Its president, Mohideen Abdul Kader questioned why fatalities involving motorcyclists kept rising despite all the research and efforts to curb accidents.

He said in 2013 the Malaysian Institute of Road Safety Research (Miros) highlighted that Malaysia had the fifth highest accident fatalities involving motorcyclists in the world.

He added that based on a decade of accident statistics, the percentage of such fatalities had never dipped below 58 per cent of road fatalities despite studies and efforts to lower the statistics.

In 2020, it reached an astounding 67.29 per cent.

“The number of registered motorcycle owners is almost half the total number of all registered vehicles and this increases the chances of an accident.

“In a 2016 study conducted by Miros, it showed that motorcyclists aged between 16 and 25 years-old had the highest number of fatalities, serious and minor injuries.

“These are the reported cases, the actual number of accidents may never be known as many minor ones were not reported,” he said today.

Mohideen said in a Miros study on 921 students from 32 secondary schools, researchers found that 62.4 per cent of students rode a motorcycle without a license.

He said as many as 89.8 per cent of them admitted they had learned to ride a motorcycle without a license as young as 12 years-old.

He added that out of the 575 students who rode a motorcycle without a license, 88.2 per cent of them had never been summoned.

Mohideen said the survey also showed that 62.6 per cent of the students’ parents did not stop or forbid their children from riding a motorcycle without a license.

“The government should consider allowing school-going student motorcyclists to ride only mopeds which are small motorcycles that can only go between 42 and 45km per hour.

“Restricting youths to mopeds will keep them from the enticement to speed because speed not only thrills but kills,” he added.

Mohideen said the other outcome of the study showed that the students’ parents adopted a lackadaisical attitude towards their children’s safety and welfare.

“Law enforcers are also abetting the violation of the law by not performing their duty diligently.

“If the law is not enforced, then it serves no purpose to impose a minimum age for riding a motorcycle,” he said.

Miros, Mohideen said, also noted that most of the motorcyclists turned out to major roads from intersections less than four seconds from the oncoming vehicles, resulting in serious accidents and they were poor in using their indicators to alert other motorists of their intention to turn.

These motorcycle accident victims, he added, had been identified as teenagers.

He noted that while potholes, poor road designs, and bad road conditions were also to be blamed, the human factor could not be easily eliminated and this had to be addressed by strict enforcement of the law.

“The study found that most of the accidents involving motorcycles were the result of careless riding, speeding, traffic light violations and dangerous turning.

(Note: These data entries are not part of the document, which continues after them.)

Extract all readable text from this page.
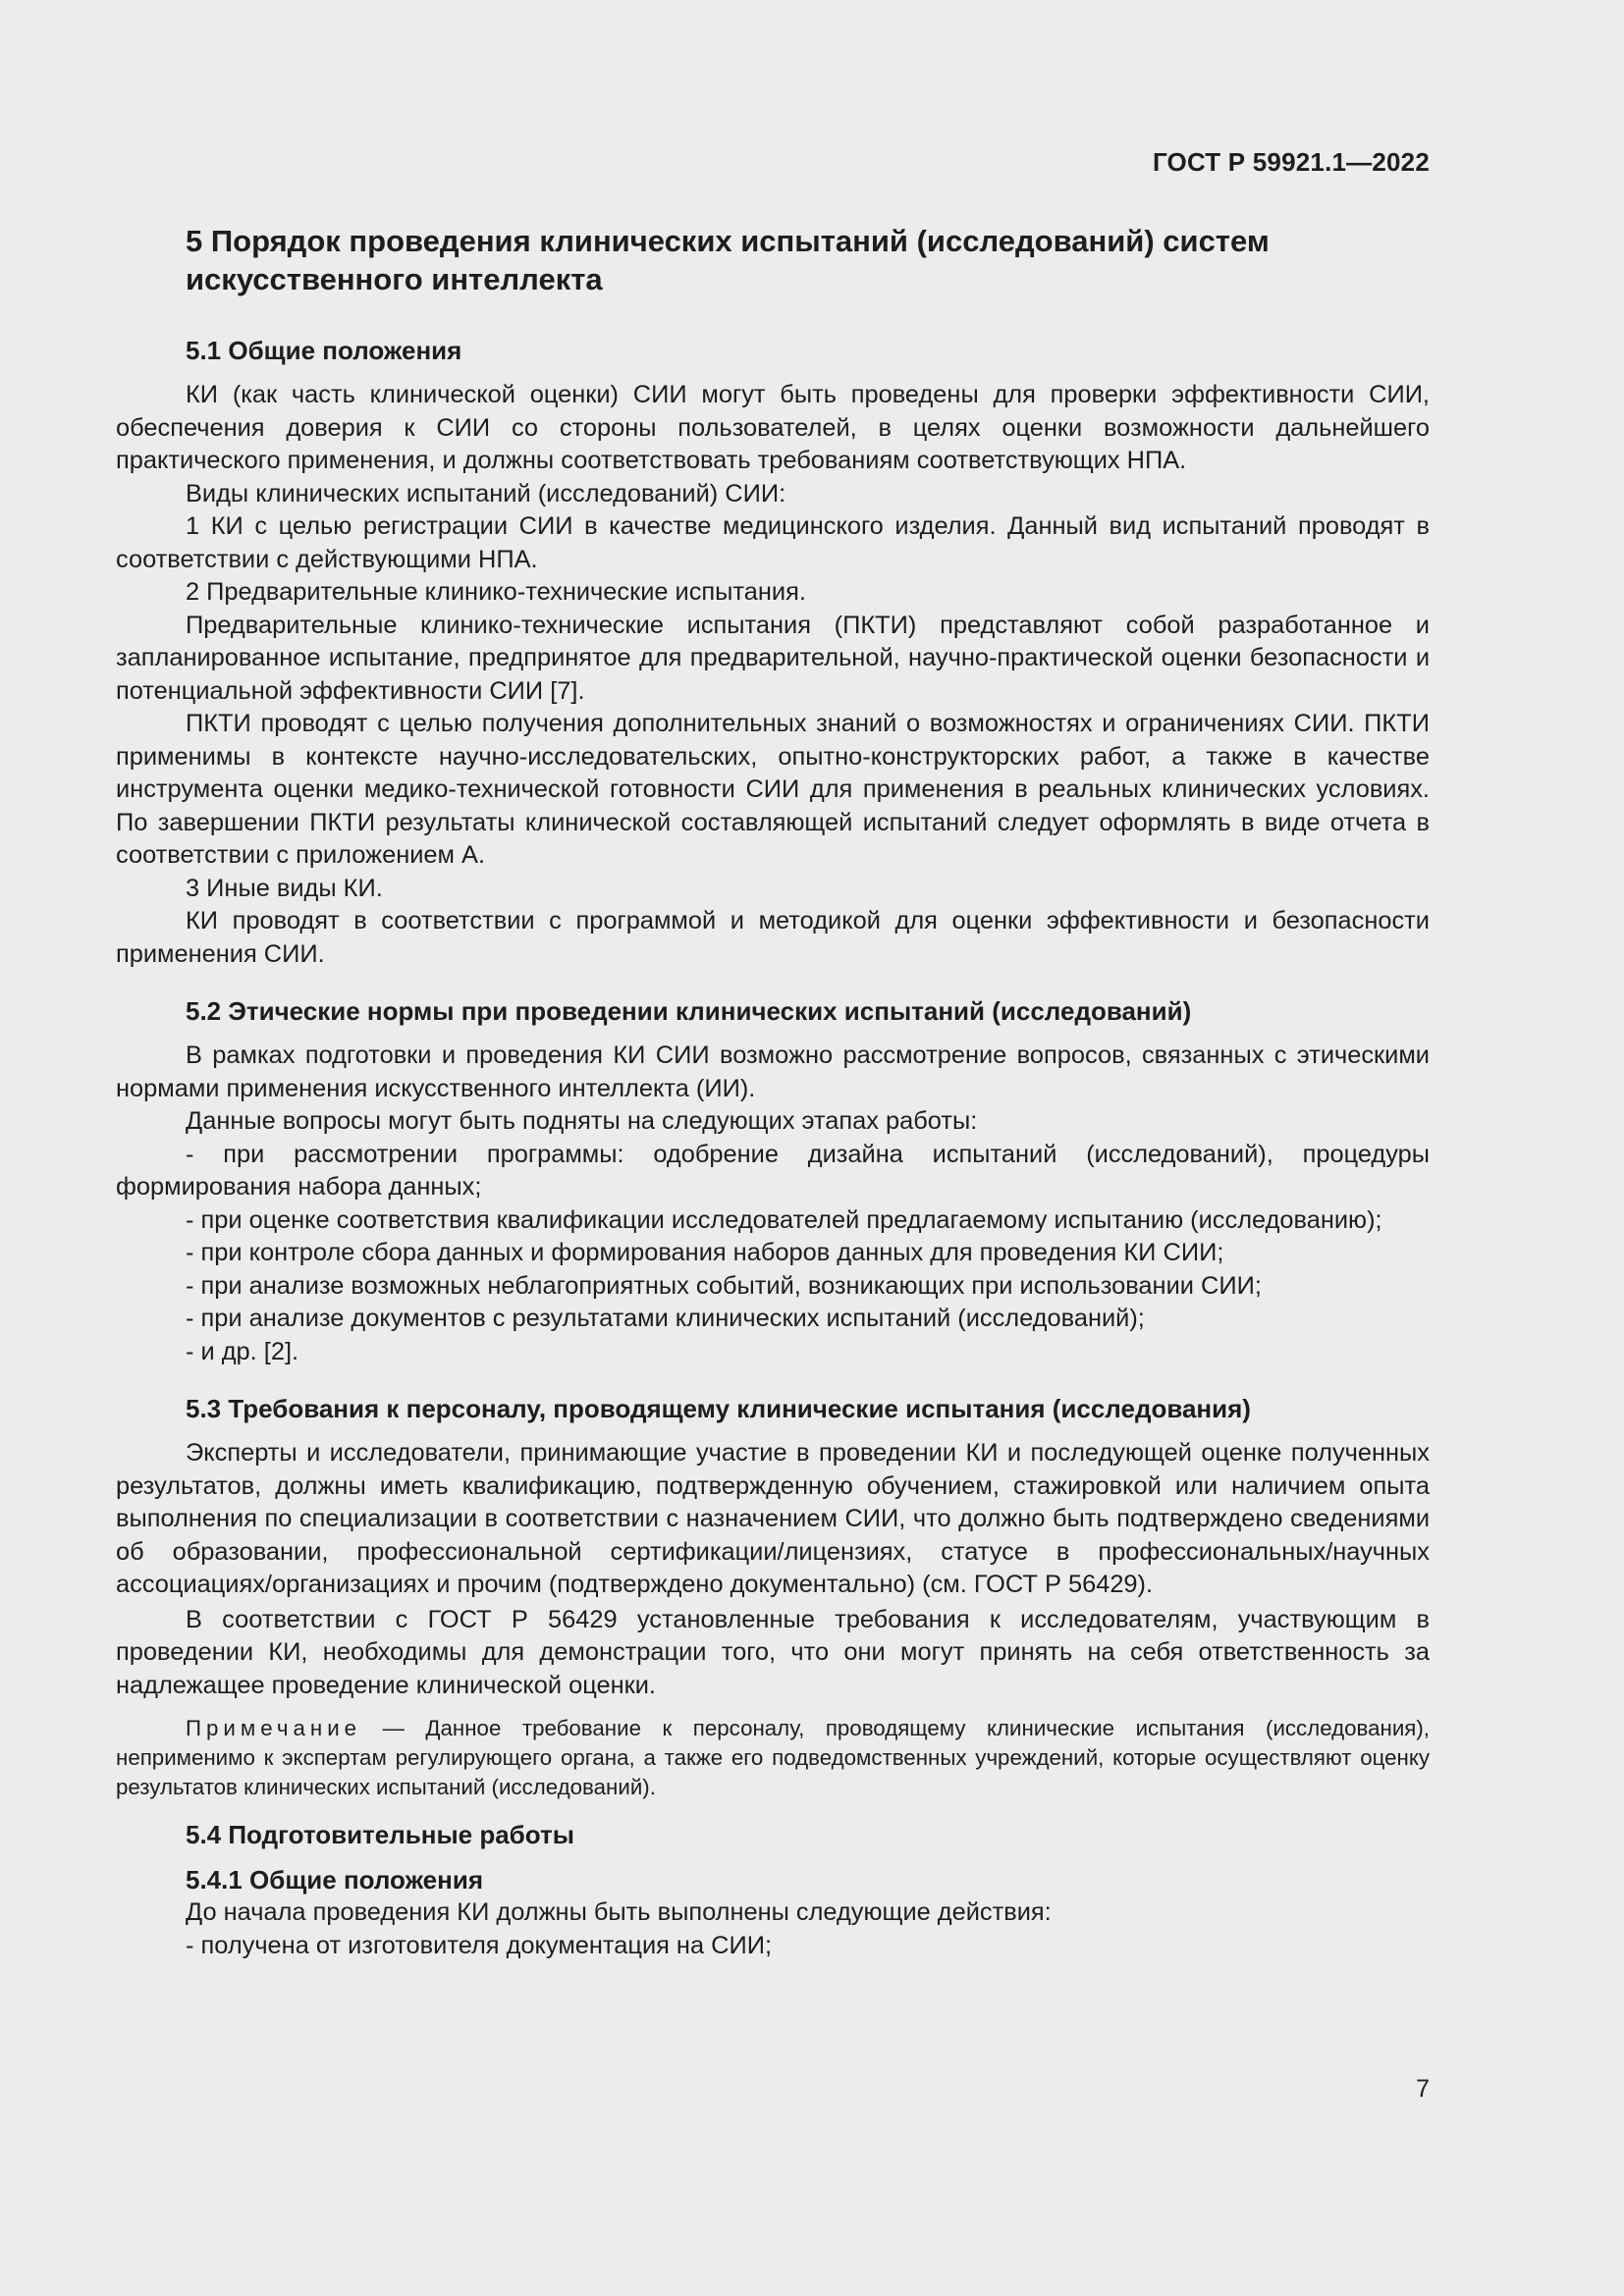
ГОСТ Р 59921.1—2022
5 Порядок проведения клинических испытаний (исследований) систем искусственного интеллекта
5.1 Общие положения

КИ (как часть клинической оценки) СИИ могут быть проведены для проверки эффективности СИИ, обеспечения доверия к СИИ со стороны пользователей, в целях оценки возможности дальнейшего практического применения, и должны соответствовать требованиям соответствующих НПА.

Виды клинических испытаний (исследований) СИИ:

1 КИ с целью регистрации СИИ в качестве медицинского изделия. Данный вид испытаний проводят в соответствии с действующими НПА.

2 Предварительные клинико-технические испытания.

Предварительные клинико-технические испытания (ПКТИ) представляют собой разработанное и запланированное испытание, предпринятое для предварительной, научно-практической оценки безопасности и потенциальной эффективности СИИ [7].

ПКТИ проводят с целью получения дополнительных знаний о возможностях и ограничениях СИИ. ПКТИ применимы в контексте научно-исследовательских, опытно-конструкторских работ, а также в качестве инструмента оценки медико-технической готовности СИИ для применения в реальных клинических условиях. По завершении ПКТИ результаты клинической составляющей испытаний следует оформлять в виде отчета в соответствии с приложением А.

3 Иные виды КИ.

КИ проводят в соответствии с программой и методикой для оценки эффективности и безопасности применения СИИ.

5.2 Этические нормы при проведении клинических испытаний (исследований)

В рамках подготовки и проведения КИ СИИ возможно рассмотрение вопросов, связанных с этическими нормами применения искусственного интеллекта (ИИ).

Данные вопросы могут быть подняты на следующих этапах работы:

- при рассмотрении программы: одобрение дизайна испытаний (исследований), процедуры формирования набора данных;

- при оценке соответствия квалификации исследователей предлагаемому испытанию (исследованию);

- при контроле сбора данных и формирования наборов данных для проведения КИ СИИ;

- при анализе возможных неблагоприятных событий, возникающих при использовании СИИ;

- при анализе документов с результатами клинических испытаний (исследований);

- и др. [2].

5.3 Требования к персоналу, проводящему клинические испытания (исследования)

Эксперты и исследователи, принимающие участие в проведении КИ и последующей оценке полученных результатов, должны иметь квалификацию, подтвержденную обучением, стажировкой или наличием опыта выполнения по специализации в соответствии с назначением СИИ, что должно быть подтверждено сведениями об образовании, профессиональной сертификации/лицензиях, статусе в профессиональных/научных ассоциациях/организациях и прочим (подтверждено документально) (см. ГОСТ Р 56429).

В соответствии с ГОСТ Р 56429 установленные требования к исследователям, участвующим в проведении КИ, необходимы для демонстрации того, что они могут принять на себя ответственность за надлежащее проведение клинической оценки.

Примечание — Данное требование к персоналу, проводящему клинические испытания (исследования), неприменимо к экспертам регулирующего органа, а также его подведомственных учреждений, которые осуществляют оценку результатов клинических испытаний (исследований).

5.4 Подготовительные работы
5.4.1 Общие положения

До начала проведения КИ должны быть выполнены следующие действия:

- получена от изготовителя документация на СИИ;

7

“We like to ask the authorities how many motorcycle licenses have been suspended since the implementation of the demerit points system for traffic offences (Kejara) in 2017.

“We urge the government to heavily penalise motorists who flout traffic regulations.

“People tend to break the law when they know they can likely get away with their act or pay a light penalty,” he said.

Mohideen said it was discovered that there was a downward trend of people violating red lights during the first year of installation of the Automated Enforcement System (AES) to catch red light offenders.

He, however, said the number of offenders went up in the subsequent years.

“It has become a mockery of the law when the government makes seasonal offers of hefty discounts when a person pays his traffic fines.

Why can’t the government blacklist defaulters and prevent them from renewing their license or road tax if a person has outstanding fines?” he asked.